I’m going to use Create Space for the print version and Smashwords for the other e-versions. I think I’m probably competent enough to publish on all platforms by myself, but the Smashwords contract lets you stop publishing with them when you feel like it. If I reach a place where I’m making so much money (ha, ha, ha) that I feel badly about the 10% that’s going to Smashwords, I can pull the book off that service, make my own editions, and publish them individually. But at the moment the 10% royalties they’ll get seems as if it’ll be a reasonably good deal.
Unfortunately, I’ve discovered why people all use the annoying 99 cent prices: Apple requires it. You’d think if they were going to be such control freaks, they could be control freaks with round numbers, but no. So I need to change my price to a 99 cent number if I want to be in the Apple bookstore. If I hadn’t already been debating whether an unusual price forces potential buyers to think and potentially loses them, I’d be more annoyed than I am. But so it goes. I will join the ranks of the 99 cent pricers.
In fact, I already did. Since my time in KDP Select is coming to an end, I need to use my last free day. I wanted to experiment with the blurb again, but I decided I’d experiment with pricing, too. Unfortunately, it sort of messes up the experiment — I’ll never know whether the changes were the result of the blurb or the price — but unless I keep Ghosts in KDP for another 90 days, this is my last chance to try these out.

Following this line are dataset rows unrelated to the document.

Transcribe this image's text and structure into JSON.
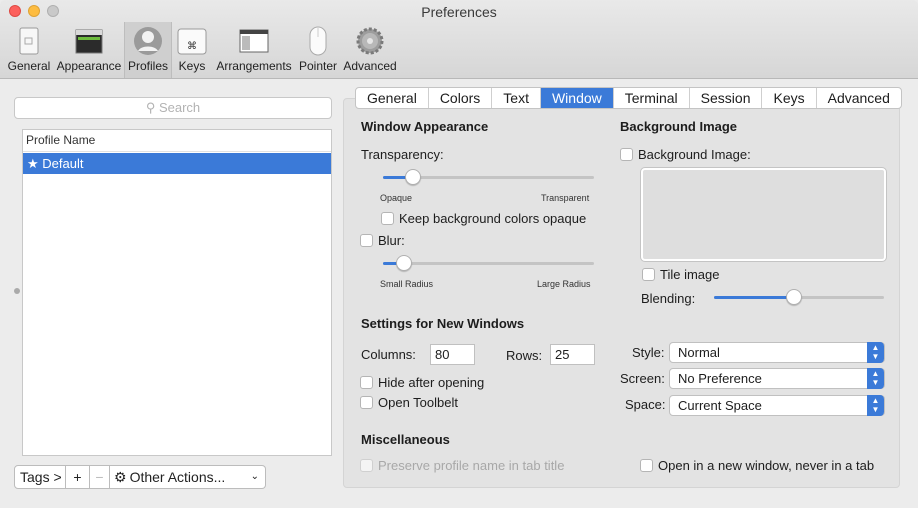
{
  "window": {
    "title": "Preferences"
  },
  "toolbar": {
    "items": [
      {
        "label": "General",
        "icon": "general-icon"
      },
      {
        "label": "Appearance",
        "icon": "appearance-icon"
      },
      {
        "label": "Profiles",
        "icon": "profiles-icon",
        "selected": true
      },
      {
        "label": "Keys",
        "icon": "keys-icon"
      },
      {
        "label": "Arrangements",
        "icon": "arrangements-icon"
      },
      {
        "label": "Pointer",
        "icon": "pointer-icon"
      },
      {
        "label": "Advanced",
        "icon": "gear-icon"
      }
    ]
  },
  "sidebar": {
    "search_placeholder": "Search",
    "column_header": "Profile Name",
    "profiles": [
      {
        "name": "★ Default",
        "selected": true
      }
    ],
    "tags_label": "Tags >",
    "add_label": "+",
    "remove_label": "−",
    "other_actions_label": "Other Actions..."
  },
  "tabs": [
    "General",
    "Colors",
    "Text",
    "Window",
    "Terminal",
    "Session",
    "Keys",
    "Advanced"
  ],
  "active_tab": "Window",
  "window_appearance": {
    "heading": "Window Appearance",
    "transparency_label": "Transparency:",
    "transparency_value": 0.14,
    "opaque_label": "Opaque",
    "transparent_label": "Transparent",
    "keep_bg_opaque_label": "Keep background colors opaque",
    "keep_bg_opaque_checked": false,
    "blur_label": "Blur:",
    "blur_checked": false,
    "blur_value": 0.1,
    "small_radius_label": "Small Radius",
    "large_radius_label": "Large Radius"
  },
  "background_image": {
    "heading": "Background Image",
    "bg_image_label": "Background Image:",
    "bg_image_checked": false,
    "tile_label": "Tile image",
    "tile_checked": false,
    "blending_label": "Blending:",
    "blending_value": 0.47
  },
  "new_windows": {
    "heading": "Settings for New Windows",
    "columns_label": "Columns:",
    "columns_value": "80",
    "rows_label": "Rows:",
    "rows_value": "25",
    "hide_after_opening_label": "Hide after opening",
    "open_toolbelt_label": "Open Toolbelt",
    "style_label": "Style:",
    "style_value": "Normal",
    "screen_label": "Screen:",
    "screen_value": "No Preference",
    "space_label": "Space:",
    "space_value": "Current Space"
  },
  "misc": {
    "heading": "Miscellaneous",
    "preserve_name_label": "Preserve profile name in tab title",
    "open_new_window_label": "Open in a new window, never in a tab"
  },
  "colors": {
    "accent": "#3b7ad8"
  }
}
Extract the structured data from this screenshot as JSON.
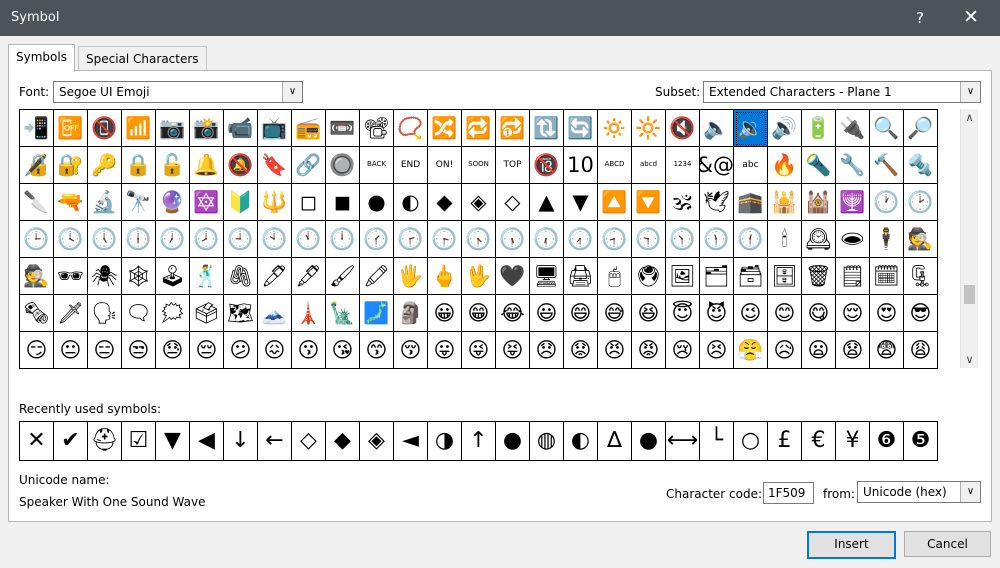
{
  "window": {
    "title": "Symbol",
    "help_label": "?",
    "close_label": "✕"
  },
  "tabs": [
    {
      "label": "Symbols",
      "active": true
    },
    {
      "label": "Special Characters",
      "active": false
    }
  ],
  "font_label": "Font:",
  "font_value": "Segoe UI Emoji",
  "subset_label": "Subset:",
  "subset_value": "Extended Characters - Plane 1",
  "dropdown_arrow": "∨",
  "symbols_rows": [
    [
      "📲",
      "📴",
      "📵",
      "📶",
      "📷",
      "📸",
      "📹",
      "📺",
      "📻",
      "📼",
      "📽",
      "📿",
      "🔀",
      "🔁",
      "🔂",
      "🔃",
      "🔄",
      "🔅",
      "🔆",
      "🔇",
      "🔈",
      "🔉",
      "🔊",
      "🔋",
      "🔌",
      "🔍",
      "🔎"
    ],
    [
      "🔏",
      "🔐",
      "🔑",
      "🔒",
      "🔓",
      "🔔",
      "🔕",
      "🔖",
      "🔗",
      "🔘",
      "BACK",
      "END",
      "ON!",
      "SOON",
      "TOP",
      "🔞",
      "10",
      "ABCD",
      "abcd",
      "1234",
      "#&@%",
      "abc",
      "🔥",
      "🔦",
      "🔧",
      "🔨",
      "🔩"
    ],
    [
      "🔪",
      "🔫",
      "🔬",
      "🔭",
      "🔮",
      "🔯",
      "🔰",
      "🔱",
      "◻",
      "◼",
      "●",
      "◐",
      "◆",
      "◈",
      "◇",
      "▲",
      "▼",
      "🔼",
      "🔽",
      "🕉",
      "🕊",
      "🕋",
      "🕌",
      "🕍",
      "🕎",
      "🕐",
      "🕑"
    ],
    [
      "🕒",
      "🕓",
      "🕔",
      "🕕",
      "🕖",
      "🕗",
      "🕘",
      "🕙",
      "🕚",
      "🕛",
      "🕜",
      "🕝",
      "🕞",
      "🕟",
      "🕠",
      "🕡",
      "🕢",
      "🕣",
      "🕤",
      "🕥",
      "🕦",
      "🕧",
      "🕯",
      "🕰",
      "🕳",
      "🕴",
      "🕵"
    ],
    [
      "🕵",
      "🕶",
      "🕷",
      "🕸",
      "🕹",
      "🕺",
      "🖇",
      "🖊",
      "🖋",
      "🖌",
      "🖍",
      "🖐",
      "🖕",
      "🖖",
      "🖤",
      "🖥",
      "🖨",
      "🖱",
      "🖲",
      "🖼",
      "🗂",
      "🗃",
      "🗄",
      "🗑",
      "🗒",
      "🗓",
      "🗜",
      "🗝"
    ],
    [
      "🗞",
      "🗡",
      "🗣",
      "🗨",
      "🗯",
      "🗳",
      "🗺",
      "🗻",
      "🗼",
      "🗽",
      "🗾",
      "🗿",
      "😀",
      "😁",
      "😂",
      "😃",
      "😄",
      "😅",
      "😆",
      "😇",
      "😈",
      "😉",
      "😊",
      "😋",
      "😌",
      "😍",
      "😎"
    ],
    [
      "😏",
      "😐",
      "😑",
      "😒",
      "😓",
      "😔",
      "😕",
      "😖",
      "😗",
      "😘",
      "😙",
      "😚",
      "😛",
      "😜",
      "😝",
      "😞",
      "😟",
      "😠",
      "😡",
      "😢",
      "😣",
      "😤",
      "😥",
      "😦",
      "😧",
      "😨",
      "😩"
    ]
  ],
  "selected_symbol": {
    "row": 0,
    "col": 21
  },
  "scroll_up": "∧",
  "scroll_down": "∨",
  "recent_label": "Recently used symbols:",
  "recent_symbols": [
    "✕",
    "✔",
    "⛑",
    "☑",
    "▼",
    "◀",
    "↓",
    "←",
    "◇",
    "◆",
    "◈",
    "◄",
    "◑",
    "↑",
    "●",
    "◍",
    "◐",
    "∆",
    "●",
    "⟷",
    "└",
    "○",
    "£",
    "€",
    "¥",
    "❻",
    "❺"
  ],
  "unicode_name_label": "Unicode name:",
  "unicode_name_value": "Speaker With One Sound Wave",
  "char_code_label": "Character code:",
  "char_code_value": "1F509",
  "from_label": "from:",
  "from_value": "Unicode (hex)",
  "buttons": {
    "insert": "Insert",
    "cancel": "Cancel"
  },
  "colors": {
    "titlebar": "#4d5359",
    "selection": "#0078d7",
    "dialog_bg": "#f0f0f0"
  }
}
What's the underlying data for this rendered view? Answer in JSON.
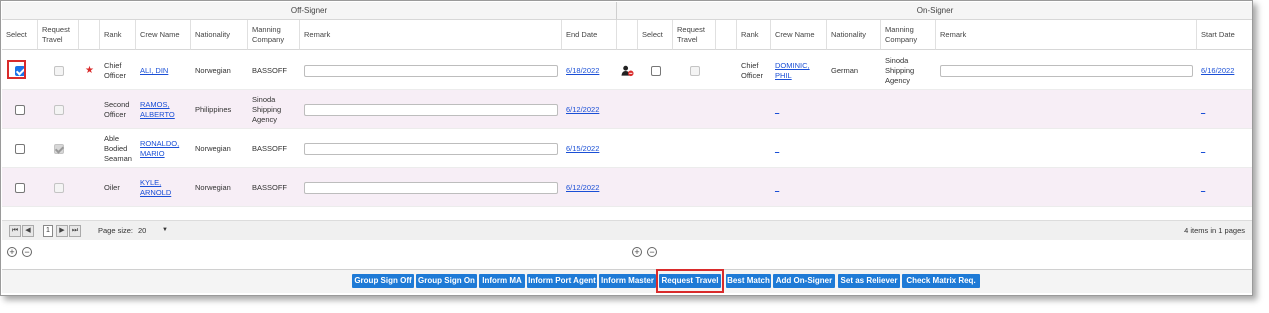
{
  "headers": {
    "off_group": "Off-Signer",
    "on_group": "On-Signer",
    "off_cols": [
      "Select",
      "Request Travel",
      "",
      "Rank",
      "Crew Name",
      "Nationality",
      "Manning Company",
      "Remark",
      "End Date"
    ],
    "on_cols": [
      "",
      "Select",
      "Request Travel",
      "",
      "Rank",
      "Crew Name",
      "Nationality",
      "Manning Company",
      "Remark",
      "Start Date"
    ]
  },
  "rows": [
    {
      "off": {
        "rank": "Chief Officer",
        "crew_name": "ALI, DIN",
        "nationality": "Norwegian",
        "manning": "BASSOFF",
        "remark": "",
        "end_date": "6/18/2022"
      },
      "on": {
        "rank": "Chief Officer",
        "crew_name": "DOMINIC, PHIL",
        "nationality": "German",
        "manning": "Sinoda Shipping Agency",
        "remark": "",
        "start_date": "6/16/2022"
      }
    },
    {
      "off": {
        "rank": "Second Officer",
        "crew_name": "RAMOS, ALBERTO",
        "nationality": "Philippines",
        "manning": "Sinoda Shipping Agency",
        "remark": "",
        "end_date": "6/12/2022"
      },
      "on": {
        "crew_name": "_",
        "start_date": "_"
      }
    },
    {
      "off": {
        "rank": "Able Bodied Seaman",
        "crew_name": "RONALDO, MARIO",
        "nationality": "Norwegian",
        "manning": "BASSOFF",
        "remark": "",
        "end_date": "6/15/2022"
      },
      "on": {
        "crew_name": "_",
        "start_date": "_"
      }
    },
    {
      "off": {
        "rank": "Oiler",
        "crew_name": "KYLE, ARNOLD",
        "nationality": "Norwegian",
        "manning": "BASSOFF",
        "remark": "",
        "end_date": "6/12/2022"
      },
      "on": {
        "crew_name": "_",
        "start_date": "_"
      }
    }
  ],
  "pager": {
    "first": "⏮",
    "prev": "◀",
    "page": "1",
    "next": "▶",
    "last": "⏭",
    "page_size_label": "Page size:",
    "page_size": "20",
    "summary": "4 items in 1 pages"
  },
  "icons": {
    "flag": "red-star-icon",
    "remove_crew": "person-remove-icon",
    "add": "plus-circle-icon",
    "remove": "minus-circle-icon"
  },
  "buttons": [
    "Group Sign Off",
    "Group Sign On",
    "Inform MA",
    "Inform Port Agent",
    "Inform Master",
    "Request Travel",
    "Best Match",
    "Add On-Signer",
    "Set as Reliever",
    "Check Matrix Req."
  ],
  "colors": {
    "button_bg": "#1e7ad6",
    "highlight": "#d92b2b",
    "link": "#1a4fd6",
    "alt_row": "#f7eef6"
  }
}
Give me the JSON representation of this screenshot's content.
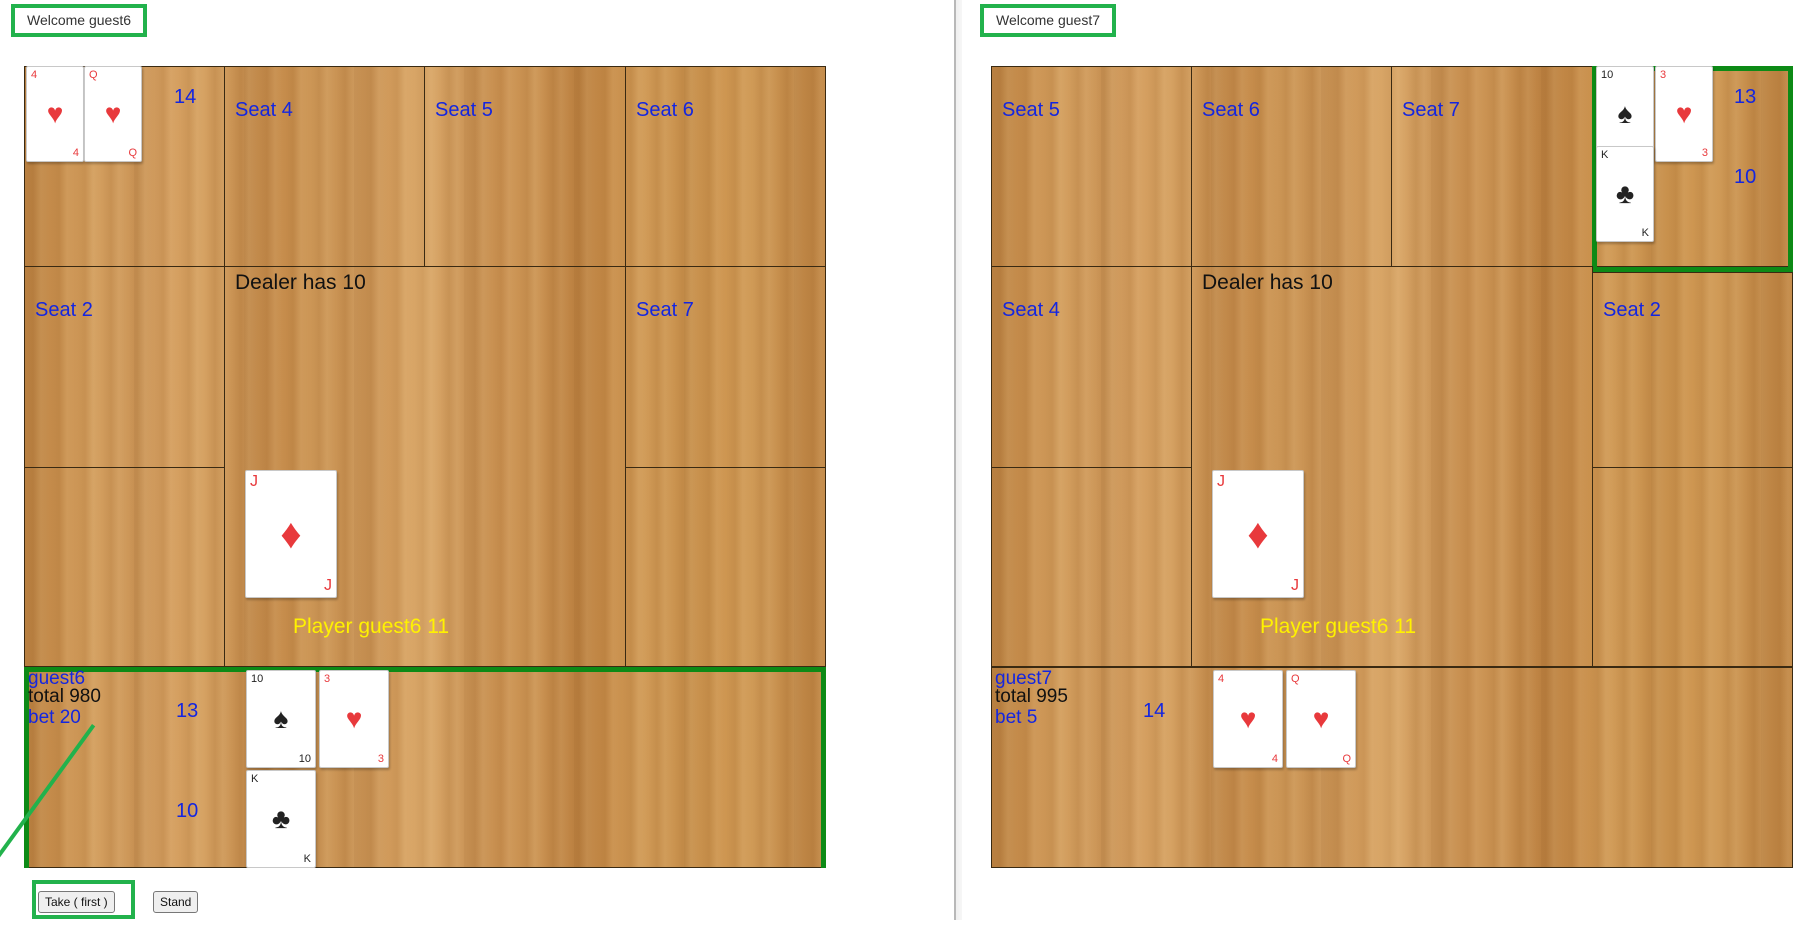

Well, last chance with a free book. Anyway, I wrote a “traditional” blurb — the kind that most people use, no quotes, no parentheses, no authorial chatting, and more or less a summary of the plot. A little more less than more. And I changed the price to $4.99. The $4.99 price is mostly because of the free day: I’m curious to see whether I get more downloads with a higher price, because it will look like a better deal.
Immediate result: a dead stop to sales. I’d like to blame it on the blurb, but it’s probably a result of the price change. But it will be interesting to see what happens next week, after the free day. That’ll be the true test. The last time I changed the blurb I added details but also made it very first person — me, the author, chatting with an imaginary reader. That time the post-free day results were terrific, averaging 19 sales a day for the week after, before steadily dropping off. If instead sales stay steady at nothing for a couple of weeks, I’ll change the blurb back to quirky. With much happiness, I admit. I’ll feel like my quirkiness is being validated!
Alas, however, the $3.50 price point is probably gone for good.